И… есть, есть в нем что-то шипящее.
Оставил палатку и велосипед на ручье и пошел вечером прогуляться. Осмотрел курганы. Их здесь много, около 20. Два или три разрыты и не закрыты, а это значит, что действовали черные археологи, сиречь варвары. В одном кургане чья-то нора. Скорее всего лисья. Они тут тявкают по ночам. На некоторых растут березы. Я прислонился к одной передохнуть, дунул ветер — и я почувствовал ее качание и шевеление корней. Иван-чай на курганах уже раскурил свои рубиновые трубочки.
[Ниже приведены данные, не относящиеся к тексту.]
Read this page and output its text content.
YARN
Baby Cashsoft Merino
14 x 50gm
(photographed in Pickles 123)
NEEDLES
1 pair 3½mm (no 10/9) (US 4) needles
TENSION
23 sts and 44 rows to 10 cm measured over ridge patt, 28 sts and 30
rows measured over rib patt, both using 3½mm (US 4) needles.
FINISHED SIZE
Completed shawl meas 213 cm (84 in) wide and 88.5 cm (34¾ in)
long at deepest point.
Двигаясь по склону Арефьинского холма, срывал поспевшую землянику и неожиданно вышел к роднику. Это место я сразу узнал. Около двадцати лет назад нашел здесь родник, он лежал среди трав, светлый овал, млечно-песчаное дно, и бурунчики песка бились как дойни серны, — не знаю, почему именно эта метафора пришла на ум тогда, может, читал Хайяма или Саади. Ну и назвал его Млечным. А потом потерял родник, сквозь травы не хотелось пробиваться, раз попробовал — не нашел. Ладно, думаю, исчез; в этом лучшем из миров горы и моря пропадают. И вот вновь нашел. Раздвинул травы, сочные листья тростника и узрел почерневшую тухлую ямку. Увы, таковы метаморфозы тленной природы.
Но где-то в зарослях клокотала вода, спустился ниже. Откуда-то из-под земли, сплетения корней бил холодный ручей, падал в глиняное ложе, тек дальше. Жив родник. Правда, теперь уже с другим именем — Арефинский.
Обратно шел по росе, сапоги тускло блестели.
Внезапно увидел на западном небосклоне первую большую и светлоструйную звезду.
…Стоянку было прошел, но услышал звучные коленца и повернул, здесь пел только один соловей, рядом с палаткой.
Возможно, кто-то уже говорил это, — а нет, тем лучше, — если Пушкин наше солнце, то Гончаров — луна. «Обломов» все-таки самый сокровенный роман у нас, при всех его изъянах. Дидактики в нем изрядно. Не все герои одинаково хороши, живы. Ну, известные упреки: Ольга, Штольц слишком умышленные. Присоединяюсь. Но вот что любопытно: по сюжету Ольга и Штольц должны выводить из спячки Илью Ильича, а что происходит на самом деле? Полнокровными эти персонажи делаются только от соприкосновения с ним, сонным Ильей Ильичом. Когда Ольга и Штольц вдвоем, читателя одолевает скука. А Обломов чудо как хорош, интересен даже один, со своими снами и страхами. Кстати, и Агафья Матвеевна колоритнее Ольги. «Утонуть в раздумье», — вот пафос Обломова и разгадка русской жизни. Обломов с Захаром — Дон Кихот с Санчо, только более последовательный в своем несогласии с пошлым миром. В романе много магии, но до нее надо добраться, примерно до сотой страницы, когда Илья Ильич посмотрит в зеркало: и вдруг отраженная комната с величественным диваном наполнит ваше сознание, как будто это вы бросили взгляд в зеркало. Обломов — русский будда. И даже смерть его подобна нирване, угасанию; ведь он мог бы жить? а так как-то… не захотел.